When I was actually ready to preach, the question of exactly what robe I would wear seemed crucial. I had already bought a traditional stole green with wheat (for bread) on one side and grapes (for wine) on the other. But I was unconscious of the symbolism (I got the communion part -- I missed the green which refers to the season of the year). It did get through to me that by theologically stepping away from Christianity, I was also leaving their vestments. But I had no access to hundreds of hummingbirds and would have been attacked by the Audubon Society if I had used them.
At some point I needed a banner for the Big Sky Unitarian Universalist Ministry, which was my first post. Delving into my rag bag, I found blue taffeta for sky (I like the way the moire pattern shimmered) and tan corduroy for a prairie horizon. The point of the banner was to be a kind of flag to signify that we were meeting in this place. Bouncing off that, I bought nine yards more of blue taffeta and made my robe out of it. (I was not conscious that the Yale academic gown is pale blue.) A high collar band, puffed sleeves ending in a cuff and a band going across the bodice and over the sleeves to keep it from being too plain. That’s what you see on my backyard clothesline above, airing out on a summer afternoon, dancing its own life. No lining. No shoulder pads. No pockets (maybe a mistake). Much cooler than the traditional robes.

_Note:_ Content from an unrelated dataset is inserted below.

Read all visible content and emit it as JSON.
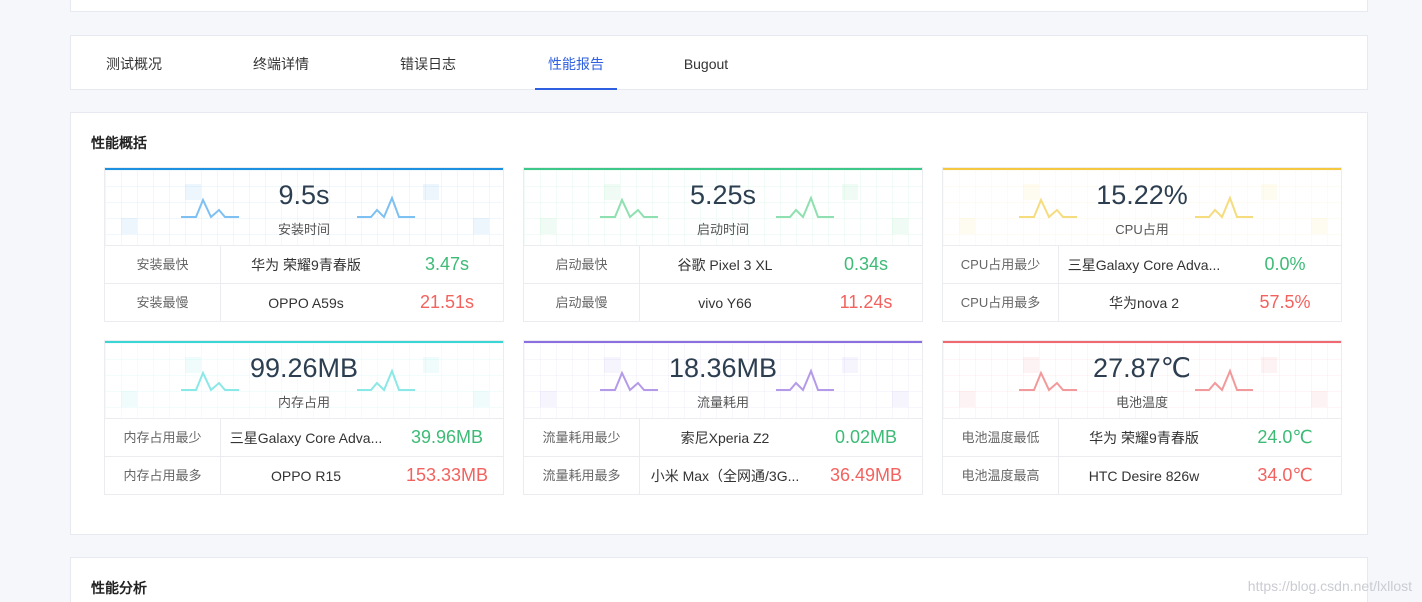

Many Unitarian Universalist ministers go ethnic, wearing a white linen alb with roots so old and various that they can’t be clearly identified, and over that a stole or other decorative strip with symbols on it. For a while it was popular for women in congregations to applique elaborate stoles for their ministers at ceremonial high points, like retirement or being called. My ethnic element, which I don’t generally wear with the robe, is a dark blue dance shawl with deep silk fringe. Where the moths nibbled it, I added embroidered iron-on butterflies. Sometimes I’ve used it for a fancy wrap on summer dress-up evenings and on the singular occasions when I’ve participated in Pow-wows, I’ve worn it.
At some point I felt my blue gown wasn’t elaborate or expressive enough, so I added my own version of a liturgical stole. It’s black velvet with a beaded “earth” on one side and a beaded “moon” on the other, sprinkled with little crystal button “stars.” My cosmological stole I feel as though it needs something -- maybe more accuracy in the beading -- but children really like it and will stand in front of me counting the stars.
To some this is “play” and dumps out centuries of tradition. To others it is “heresy” and mocks the clothing it imitates. To some it’s just corny and to others it’s charming. At least no birds were harmed. And, like anything that is different but not TOOO much, it raises interesting questions. What would "too much" be like? Well, consider the drag queen priests in "Jesus Christ Superstar."
In the Ghost Dance I attended on the reservation many years ago, clothes were given to the doll in the ceremony. The doll represented the spirit that kept the doorway to the dead. Later, these clothes would be taken out in the hills to clothe a stone "man" and thus given to the spirit. Left to rot in the elements. Taken and absorbed and finally disappearing.